Cette photo datant de mars 18 d'une femme qui fuyant les zones de combats se retrouve à Arras avec le seul bien qui lui reste ...

Elle est assise là, seule, le regard pointant sans doute l'indiscrétion du photographe ; la rue, presque déserte laisse filer une voiture et, sur le trottoir d'en face, entrevoir une charrette à cheval ; un couple au loin semblant deviser et, plus près un policier, à moins que ce soit un soldat fixant la scène.

Rien de bien singulier hormis cette vache que la femme retient par une corde bien lâche.

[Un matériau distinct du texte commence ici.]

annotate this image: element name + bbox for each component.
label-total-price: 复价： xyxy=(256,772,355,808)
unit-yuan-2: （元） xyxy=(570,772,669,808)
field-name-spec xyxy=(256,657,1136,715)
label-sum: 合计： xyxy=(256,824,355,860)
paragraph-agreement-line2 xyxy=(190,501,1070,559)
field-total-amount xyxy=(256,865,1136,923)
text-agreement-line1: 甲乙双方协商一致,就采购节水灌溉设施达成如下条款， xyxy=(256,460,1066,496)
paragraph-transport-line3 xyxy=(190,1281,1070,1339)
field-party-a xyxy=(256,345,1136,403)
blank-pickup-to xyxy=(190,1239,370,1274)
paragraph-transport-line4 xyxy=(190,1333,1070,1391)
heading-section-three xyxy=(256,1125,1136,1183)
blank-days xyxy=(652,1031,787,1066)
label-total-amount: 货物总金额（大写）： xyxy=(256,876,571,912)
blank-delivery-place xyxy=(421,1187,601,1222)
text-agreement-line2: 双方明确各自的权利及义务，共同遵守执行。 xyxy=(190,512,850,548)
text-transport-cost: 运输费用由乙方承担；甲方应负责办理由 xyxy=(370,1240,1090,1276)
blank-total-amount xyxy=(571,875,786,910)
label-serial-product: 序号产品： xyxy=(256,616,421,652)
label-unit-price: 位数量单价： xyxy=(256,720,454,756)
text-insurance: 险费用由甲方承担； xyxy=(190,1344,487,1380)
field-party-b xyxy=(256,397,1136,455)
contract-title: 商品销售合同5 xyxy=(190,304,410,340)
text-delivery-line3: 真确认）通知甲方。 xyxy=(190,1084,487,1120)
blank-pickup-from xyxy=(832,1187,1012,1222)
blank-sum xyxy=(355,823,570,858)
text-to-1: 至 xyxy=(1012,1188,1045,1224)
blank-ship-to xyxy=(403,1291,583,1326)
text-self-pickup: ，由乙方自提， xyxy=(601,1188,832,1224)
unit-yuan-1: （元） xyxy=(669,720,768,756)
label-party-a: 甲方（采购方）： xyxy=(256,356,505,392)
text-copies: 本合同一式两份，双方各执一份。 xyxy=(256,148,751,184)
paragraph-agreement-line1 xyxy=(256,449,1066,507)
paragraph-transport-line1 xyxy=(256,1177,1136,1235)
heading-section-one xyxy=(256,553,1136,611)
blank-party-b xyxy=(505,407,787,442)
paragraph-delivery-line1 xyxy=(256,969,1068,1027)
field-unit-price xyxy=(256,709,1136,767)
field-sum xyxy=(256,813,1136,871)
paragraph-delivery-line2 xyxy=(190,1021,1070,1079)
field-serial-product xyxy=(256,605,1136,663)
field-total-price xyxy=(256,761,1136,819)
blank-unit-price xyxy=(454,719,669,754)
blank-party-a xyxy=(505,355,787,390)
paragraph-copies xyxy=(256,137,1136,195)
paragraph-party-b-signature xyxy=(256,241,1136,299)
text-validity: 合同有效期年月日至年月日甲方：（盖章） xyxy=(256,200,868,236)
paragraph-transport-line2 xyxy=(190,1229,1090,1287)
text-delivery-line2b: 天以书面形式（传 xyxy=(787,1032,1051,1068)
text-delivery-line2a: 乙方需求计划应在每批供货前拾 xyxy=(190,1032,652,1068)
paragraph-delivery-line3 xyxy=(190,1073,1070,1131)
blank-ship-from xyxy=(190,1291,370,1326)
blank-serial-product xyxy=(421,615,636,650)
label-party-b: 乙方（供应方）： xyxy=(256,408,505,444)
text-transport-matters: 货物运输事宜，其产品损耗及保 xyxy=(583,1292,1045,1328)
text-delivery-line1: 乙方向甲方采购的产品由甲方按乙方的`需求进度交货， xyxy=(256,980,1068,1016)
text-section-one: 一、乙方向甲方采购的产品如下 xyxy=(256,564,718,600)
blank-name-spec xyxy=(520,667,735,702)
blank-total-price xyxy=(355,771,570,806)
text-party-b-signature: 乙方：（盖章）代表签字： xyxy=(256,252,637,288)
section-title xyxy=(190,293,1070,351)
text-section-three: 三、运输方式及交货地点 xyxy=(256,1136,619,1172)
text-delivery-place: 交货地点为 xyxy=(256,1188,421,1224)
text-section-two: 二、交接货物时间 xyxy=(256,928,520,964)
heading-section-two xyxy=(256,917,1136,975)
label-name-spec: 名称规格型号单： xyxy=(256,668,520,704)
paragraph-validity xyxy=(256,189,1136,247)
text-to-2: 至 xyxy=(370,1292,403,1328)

Elle est toute de noir vêtue - porte-t-elle le deuil ou est-ce la vêture qui sied à une femme de la campagne ? Est-ce son mari qu'elle a perdu ? un de ses fils ?

Elle est seule en tout cas, épuisée sans doute par une longue marche, voûtée sur ses malheurs, avec pour seul compagne ... cet insolite bovin !

Désolation c'est le premier mot qui vient ici à l'esprit qui renvoie si curieusement à la fois à solitude et à la dévastation d'une contrée qu'on vient de saccager. Les images emplissent nos mémoires de ces réfugiés fuyant, dès les premiers jours d'août la Belgique et les départements du Nord sous la poussée allemande, images qui font si puissamment écho à celles de l'exode de 1940 où charrettes encombrées de matelas et d'ustensiles divers poussées par les femmes et des enfants épuisés le disputaient aux vélos et aux quelques voitures surchargées souvent, parfois abandonnées par manque d'essence, en une longue file presque immobile à force d'obstruer la route.

Fuite et peur sont affaire de foules, de masses aux mouvements si terriblement prévisibles et si rarement cohérents.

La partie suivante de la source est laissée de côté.